Pascal Crepey, l’un des modélisateurs modèles,  interviewé sur BFMTV le 2 avril, interprétant la courbe des « nouveaux cas sévères par jour » a soutenu que « si le confinement n’avait pas eu lieu, nous aurions été bien plus haut et dans une situation bien plus désespérée » Sur quoi se basait-il pour une telle affirmation ? Disposait-il d’un groupe témoin non confiné pour faire cette comparaison ? Pascal Crepey et ses collègues se sont empressés de publier sur le site de l’EHESP, l’école de hautes études en santé publique, leur analyse (sans revue par des pairs), le 22 avril, en pleine prolongation du confinement, arguant que 60.000 de nos compatriotes auraient été sauvés d’une mort inévitable (10% de la mortalité annuelle en France). Immédiatement, le Ministre Olivier Véran s’arroge ce succès lors d’une interview accordée à France Inter le 24 avril.

Non mais, quel acte médical, quel médicament, quelle intervention chirurgicale pourrait produire un tel bénéfice en santé ? 

 

Cependant, le « Neil Ferguson» à la française, fut incarné sans nul doute par Arnaud Fontanet, épidémiologiste, membre du Conseil Scientifique.

Il tint devant la mission d’enquête parlementaire le 18 juin la position suivante : « Alors, le confinement, à la date où la décision a été prise, on n’avait pas le choix. L’urgence était dans les réanimations, dans le grand Est et les hôpitaux du Nord de Paris on avait vu affluer des patients dans un nombre tout à fait inhabituel et avec des formes cliniques extrêmement sévères de pneumopathies inflammatoires…, on avait l’expérience de l’Italie, 7 à 10 jours devant nous dont la situation s’amplifiait…, et aussi des éléments tirés de modèles mathématiques qui nous laissaient entendre que nous étions sur un démarrage d’une courbe exponentielle et que si on projetait à quelques jours voire semaines, nos estimations, on se retrouvait dans une situation où les réanimations seraient incapables de prendre en charge les patients… Il fallait d’abord sauver les réanimateurs, et les patients qui se trouvaient dans les réanimations et les services de maladies infectieuses ».

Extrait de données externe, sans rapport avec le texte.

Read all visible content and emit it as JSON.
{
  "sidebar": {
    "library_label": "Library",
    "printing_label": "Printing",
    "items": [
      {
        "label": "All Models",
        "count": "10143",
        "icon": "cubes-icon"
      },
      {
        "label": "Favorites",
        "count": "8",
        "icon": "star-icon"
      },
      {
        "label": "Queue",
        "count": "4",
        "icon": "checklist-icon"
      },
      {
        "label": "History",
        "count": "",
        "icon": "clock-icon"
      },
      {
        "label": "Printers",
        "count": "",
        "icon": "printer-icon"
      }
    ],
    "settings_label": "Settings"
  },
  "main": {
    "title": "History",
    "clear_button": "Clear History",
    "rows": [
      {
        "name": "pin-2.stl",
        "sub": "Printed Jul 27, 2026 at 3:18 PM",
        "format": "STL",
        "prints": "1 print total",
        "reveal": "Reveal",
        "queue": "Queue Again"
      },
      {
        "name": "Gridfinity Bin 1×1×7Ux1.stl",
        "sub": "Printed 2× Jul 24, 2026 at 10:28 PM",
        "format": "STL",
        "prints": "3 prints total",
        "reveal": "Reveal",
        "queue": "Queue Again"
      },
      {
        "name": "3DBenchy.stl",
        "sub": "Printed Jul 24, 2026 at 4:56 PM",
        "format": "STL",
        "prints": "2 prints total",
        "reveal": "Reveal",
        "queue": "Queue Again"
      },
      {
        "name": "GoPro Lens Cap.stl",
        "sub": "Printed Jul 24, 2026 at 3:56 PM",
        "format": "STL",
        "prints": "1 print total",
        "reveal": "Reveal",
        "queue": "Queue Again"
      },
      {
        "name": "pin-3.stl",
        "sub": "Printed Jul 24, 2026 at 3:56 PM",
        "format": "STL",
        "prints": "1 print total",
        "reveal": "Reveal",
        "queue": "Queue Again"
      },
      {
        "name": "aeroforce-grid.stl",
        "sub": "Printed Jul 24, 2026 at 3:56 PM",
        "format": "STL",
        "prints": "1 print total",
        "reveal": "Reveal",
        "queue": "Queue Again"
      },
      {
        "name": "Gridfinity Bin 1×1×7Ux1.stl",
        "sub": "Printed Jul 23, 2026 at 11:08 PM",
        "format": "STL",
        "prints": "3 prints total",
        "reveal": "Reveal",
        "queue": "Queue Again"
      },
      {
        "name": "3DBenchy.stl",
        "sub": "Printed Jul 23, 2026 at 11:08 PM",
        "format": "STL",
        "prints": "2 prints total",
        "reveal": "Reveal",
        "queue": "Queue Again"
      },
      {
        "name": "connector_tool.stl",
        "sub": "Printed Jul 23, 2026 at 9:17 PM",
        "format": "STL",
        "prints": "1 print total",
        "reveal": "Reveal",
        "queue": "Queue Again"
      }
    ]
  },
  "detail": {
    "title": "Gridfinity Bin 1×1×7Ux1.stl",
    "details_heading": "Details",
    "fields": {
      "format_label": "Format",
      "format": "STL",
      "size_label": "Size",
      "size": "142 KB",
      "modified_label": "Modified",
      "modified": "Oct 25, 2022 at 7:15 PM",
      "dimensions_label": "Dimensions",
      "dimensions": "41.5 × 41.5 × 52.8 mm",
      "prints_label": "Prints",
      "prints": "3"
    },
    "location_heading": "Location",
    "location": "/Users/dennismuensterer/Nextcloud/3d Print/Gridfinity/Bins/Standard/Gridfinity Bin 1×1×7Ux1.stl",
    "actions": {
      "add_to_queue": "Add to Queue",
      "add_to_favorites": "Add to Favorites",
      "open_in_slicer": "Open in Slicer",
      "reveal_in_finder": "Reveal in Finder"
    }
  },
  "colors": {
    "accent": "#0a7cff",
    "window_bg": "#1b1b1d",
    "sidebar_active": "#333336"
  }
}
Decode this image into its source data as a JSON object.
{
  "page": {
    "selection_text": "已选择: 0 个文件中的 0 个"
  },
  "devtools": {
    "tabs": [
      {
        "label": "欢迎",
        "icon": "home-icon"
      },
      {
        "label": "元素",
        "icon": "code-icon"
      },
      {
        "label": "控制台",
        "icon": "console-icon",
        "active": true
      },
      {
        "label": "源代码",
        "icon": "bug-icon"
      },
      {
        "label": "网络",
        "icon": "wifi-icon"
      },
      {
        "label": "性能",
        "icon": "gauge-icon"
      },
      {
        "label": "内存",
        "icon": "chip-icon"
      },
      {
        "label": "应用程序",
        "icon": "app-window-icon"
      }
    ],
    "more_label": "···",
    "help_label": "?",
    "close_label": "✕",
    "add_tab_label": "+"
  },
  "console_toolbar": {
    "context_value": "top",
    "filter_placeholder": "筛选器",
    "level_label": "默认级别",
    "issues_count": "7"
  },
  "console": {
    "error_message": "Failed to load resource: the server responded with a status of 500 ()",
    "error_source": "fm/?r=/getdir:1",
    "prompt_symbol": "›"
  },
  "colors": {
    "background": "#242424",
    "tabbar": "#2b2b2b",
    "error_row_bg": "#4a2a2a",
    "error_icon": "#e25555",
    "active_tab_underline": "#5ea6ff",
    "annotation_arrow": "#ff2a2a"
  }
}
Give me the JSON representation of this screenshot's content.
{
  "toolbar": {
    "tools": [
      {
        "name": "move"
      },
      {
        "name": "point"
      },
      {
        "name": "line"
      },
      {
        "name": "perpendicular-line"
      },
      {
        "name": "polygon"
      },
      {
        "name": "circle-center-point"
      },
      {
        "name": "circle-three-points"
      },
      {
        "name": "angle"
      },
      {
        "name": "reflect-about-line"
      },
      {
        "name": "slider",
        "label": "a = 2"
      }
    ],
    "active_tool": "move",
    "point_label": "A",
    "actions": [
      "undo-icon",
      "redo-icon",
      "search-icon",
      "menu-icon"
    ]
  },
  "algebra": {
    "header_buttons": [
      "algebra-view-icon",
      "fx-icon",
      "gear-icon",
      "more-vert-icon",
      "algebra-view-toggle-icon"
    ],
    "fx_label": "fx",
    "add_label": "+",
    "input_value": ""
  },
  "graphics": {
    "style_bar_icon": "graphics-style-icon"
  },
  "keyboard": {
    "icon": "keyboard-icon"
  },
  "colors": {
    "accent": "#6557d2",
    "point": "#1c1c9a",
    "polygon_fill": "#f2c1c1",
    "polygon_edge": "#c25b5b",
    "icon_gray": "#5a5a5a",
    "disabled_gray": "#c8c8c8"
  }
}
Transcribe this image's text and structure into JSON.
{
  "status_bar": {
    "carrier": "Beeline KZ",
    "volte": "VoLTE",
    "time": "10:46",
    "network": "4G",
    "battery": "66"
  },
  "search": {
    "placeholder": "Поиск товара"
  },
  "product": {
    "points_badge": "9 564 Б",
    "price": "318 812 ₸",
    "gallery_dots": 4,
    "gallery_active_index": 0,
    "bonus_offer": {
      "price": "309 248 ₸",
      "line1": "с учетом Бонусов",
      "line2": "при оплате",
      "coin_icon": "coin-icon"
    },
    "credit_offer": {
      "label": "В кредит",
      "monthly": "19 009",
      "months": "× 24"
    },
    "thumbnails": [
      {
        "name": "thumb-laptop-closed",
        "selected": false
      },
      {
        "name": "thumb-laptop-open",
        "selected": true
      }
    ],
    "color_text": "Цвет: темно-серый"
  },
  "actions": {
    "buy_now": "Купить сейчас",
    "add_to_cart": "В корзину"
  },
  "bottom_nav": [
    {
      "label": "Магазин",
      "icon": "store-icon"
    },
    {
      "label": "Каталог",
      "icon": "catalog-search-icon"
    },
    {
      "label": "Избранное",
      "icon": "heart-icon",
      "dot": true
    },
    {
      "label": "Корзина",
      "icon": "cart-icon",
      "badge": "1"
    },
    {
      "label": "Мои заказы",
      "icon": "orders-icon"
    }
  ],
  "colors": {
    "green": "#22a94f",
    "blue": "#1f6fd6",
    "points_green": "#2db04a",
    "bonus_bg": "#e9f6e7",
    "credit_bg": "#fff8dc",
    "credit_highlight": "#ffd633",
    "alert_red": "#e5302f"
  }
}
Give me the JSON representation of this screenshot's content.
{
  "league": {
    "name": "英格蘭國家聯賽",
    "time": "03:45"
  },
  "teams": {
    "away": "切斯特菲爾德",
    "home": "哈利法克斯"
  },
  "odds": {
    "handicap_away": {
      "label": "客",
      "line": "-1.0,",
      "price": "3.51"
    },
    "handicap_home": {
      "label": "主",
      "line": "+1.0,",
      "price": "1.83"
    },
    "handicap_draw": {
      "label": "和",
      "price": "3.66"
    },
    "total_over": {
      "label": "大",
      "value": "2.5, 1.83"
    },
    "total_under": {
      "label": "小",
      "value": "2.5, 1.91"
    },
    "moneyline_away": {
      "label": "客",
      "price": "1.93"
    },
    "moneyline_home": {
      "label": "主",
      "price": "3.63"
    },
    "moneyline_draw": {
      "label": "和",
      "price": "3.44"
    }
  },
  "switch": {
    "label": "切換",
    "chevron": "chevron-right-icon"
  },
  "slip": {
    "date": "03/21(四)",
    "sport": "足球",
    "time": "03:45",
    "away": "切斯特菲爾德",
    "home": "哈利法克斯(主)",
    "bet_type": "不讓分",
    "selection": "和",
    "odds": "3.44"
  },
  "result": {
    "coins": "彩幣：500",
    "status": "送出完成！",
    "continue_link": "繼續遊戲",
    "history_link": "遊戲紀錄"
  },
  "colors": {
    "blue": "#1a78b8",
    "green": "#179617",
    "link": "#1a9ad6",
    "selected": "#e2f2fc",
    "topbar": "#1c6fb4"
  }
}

Au total, une dramatisation et des affirmations péremptoires, des arguments d’autorité, mais pas le commencement d’une démonstration de la pertinence du confinement généralisé, totalement inédit, jamais évalué, contre-intuitif, nous en reparlerons.

 

Comme ce n’était pas suffisant, le Conseil Scientifique avait un autre modélisateur, Simon Cauchemez, également de l’Institut Pasteur à Paris, moins médiatisé.

 

Pourquoi les prévisions des épidémiologistes modélisateurs sont-elles si fausses ?

Les modèles mathématiques auxquels ils font appel sont très complexes, avec un nombre important de variables, systématiquement paramétrées sur les « scénarios du pire ». Pas étonnant alors qu’ils se trompent énormément. Au fond, la modélisation s’accorde parfaitement avec le principe de précaution poussé à l’absurde, que nos décideurs publics chérissent, car ils peuvent alors s’autoriser les mesures les plus draconiennes afin de ne pouvoir prêter le flanc à la critique (On ne reprochera jamais à un homme politique d’en avoir trop fait).

Aux antipodes, du vulgum pecus, comme de la « bonne médecine », qui tous deux dans le doute s’abstiennent. Primum non nocere (En premier « ne pas nuire »).

 

François PESTY, est Docteur en Pharmacie, ancien interne des hôpitaux de Paris. Il est également diplômé d’une grande école de commerce à Paris et San Francisco. Après ses 4 années d’internat, il passe plus de 15 ans dans l’industrie pharmaceutique, dans 3 laboratoires, au management du marketing et des ventes. En 2005, il devient consultant indépendant, Expert-Conseil pour une prise en charge médicamenteuse mieux sécurisée (à l’hôpital), plus pertinente et plus efficiente. Il participe depuis 2012 à l’organisation annuelle du colloque « Sur- et Sous- médicalisation, surdiagnostics et surtraitements ».